No, it can"t be interpreted in such a way. Even if "kenyérkereső" is equivalent to "breadwinner". But when intended to be used with that meaning, the determined conjugation ("tárgyas ragozás") is required instead of the indetermined conjugation ("alanyi ragozás"). In this case, the verb "keres" is conjugated indeterminedly, so the literal meaning has to be used. The determined conjugation would be "keresi". (More on this in the reply to this comment.) (Mastering the correct usage of these two conjugation types is probably the most challenging verb-related obstacle for aspiring speakers of Hungarian language, at least for those with an Indo-European background.)

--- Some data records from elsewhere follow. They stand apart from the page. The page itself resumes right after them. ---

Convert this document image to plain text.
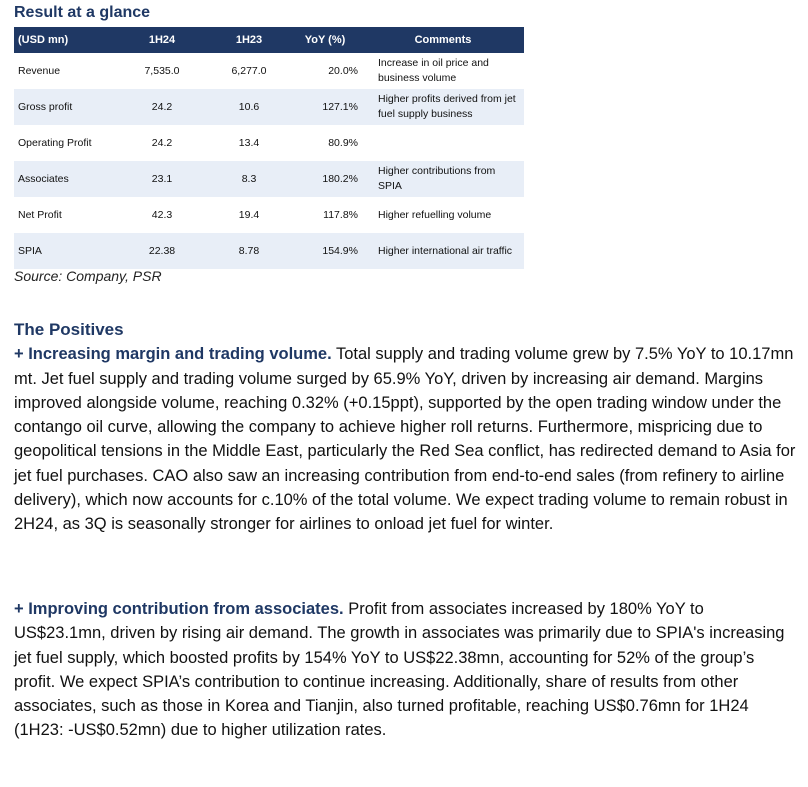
Result at a glance
(USD mn)	1H24	1H23	YoY (%)	Comments
Revenue	7,535.0	6,277.0	20.0%	Increase in oil price and business volume
Gross profit	24.2	10.6	127.1%	Higher profits derived from jet fuel supply business
Operating Profit	24.2	13.4	80.9%	
Associates	23.1	8.3	180.2%	Higher contributions from SPIA
Net Profit	42.3	19.4	117.8%	Higher refuelling volume
SPIA	22.38	8.78	154.9%	Higher international air traffic

Source: Company, PSR

The Positives

+ Increasing margin and trading volume. Total supply and trading volume grew by 7.5% YoY to 10.17mn mt. Jet fuel supply and trading volume surged by 65.9% YoY, driven by increasing air demand. Margins improved alongside volume, reaching 0.32% (+0.15ppt), supported by the open trading window under the contango oil curve, allowing the company to achieve higher roll returns. Furthermore, mispricing due to geopolitical tensions in the Middle East, particularly the Red Sea conflict, has redirected demand to Asia for jet fuel purchases. CAO also saw an increasing contribution from end-to-end sales (from refinery to airline delivery), which now accounts for c.10% of the total volume. We expect trading volume to remain robust in 2H24, as 3Q is seasonally stronger for airlines to onload jet fuel for winter.

+ Improving contribution from associates. Profit from associates increased by 180% YoY to US$23.1mn, driven by rising air demand. The growth in associates was primarily due to SPIA's increasing jet fuel supply, which boosted profits by 154% YoY to US$22.38mn, accounting for 52% of the group’s profit. We expect SPIA’s contribution to continue increasing. Additionally, share of results from other associates, such as those in Korea and Tianjin, also turned profitable, reaching US$0.76mn for 1H24 (1H23: -US$0.52mn) due to higher utilization rates.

In order to illustrate the two conjugations, let"s take the following sentences: "Péter kenyeret keres.", "Péter keresi kenyerét."/"Péter kenyerét keresi". In the sentence "Péter kenyeret keres." the indetermined conjugation is used, and this sentence just means that Péter is looking for (some kind of) bread. (A general, non-specified object.) But in the sentence "Péter kenyerét keresi.", the determined conjugation is used, in which the verb requires a determined, specified object. This latter sentence literally means "Péter is looking for his bread." and will be translated to English as "Péter is earning his bread". More about the Hungarian conjugation types: https://myhunlang.com/2010/02/07/the-difference-between-definite-and-indefinite-conjugation/ https://hungaryforyou.wordpress.com/2013/03/16/conjugation/ https://hunlang.files.wordpress.com/2013/09/summary_for_hungarian_verbs1.pdf
Honestly, I'm starting to think you are a troll. You seem to have some idea about how things works and mix them up in theoretically meaningful but nonexistent ways.
(...) Jó kenyeret keres (...) is grammatical, no matter the context, later you bring up possessional sentences that are indeed treated definite but have nothing to do with the given sentence.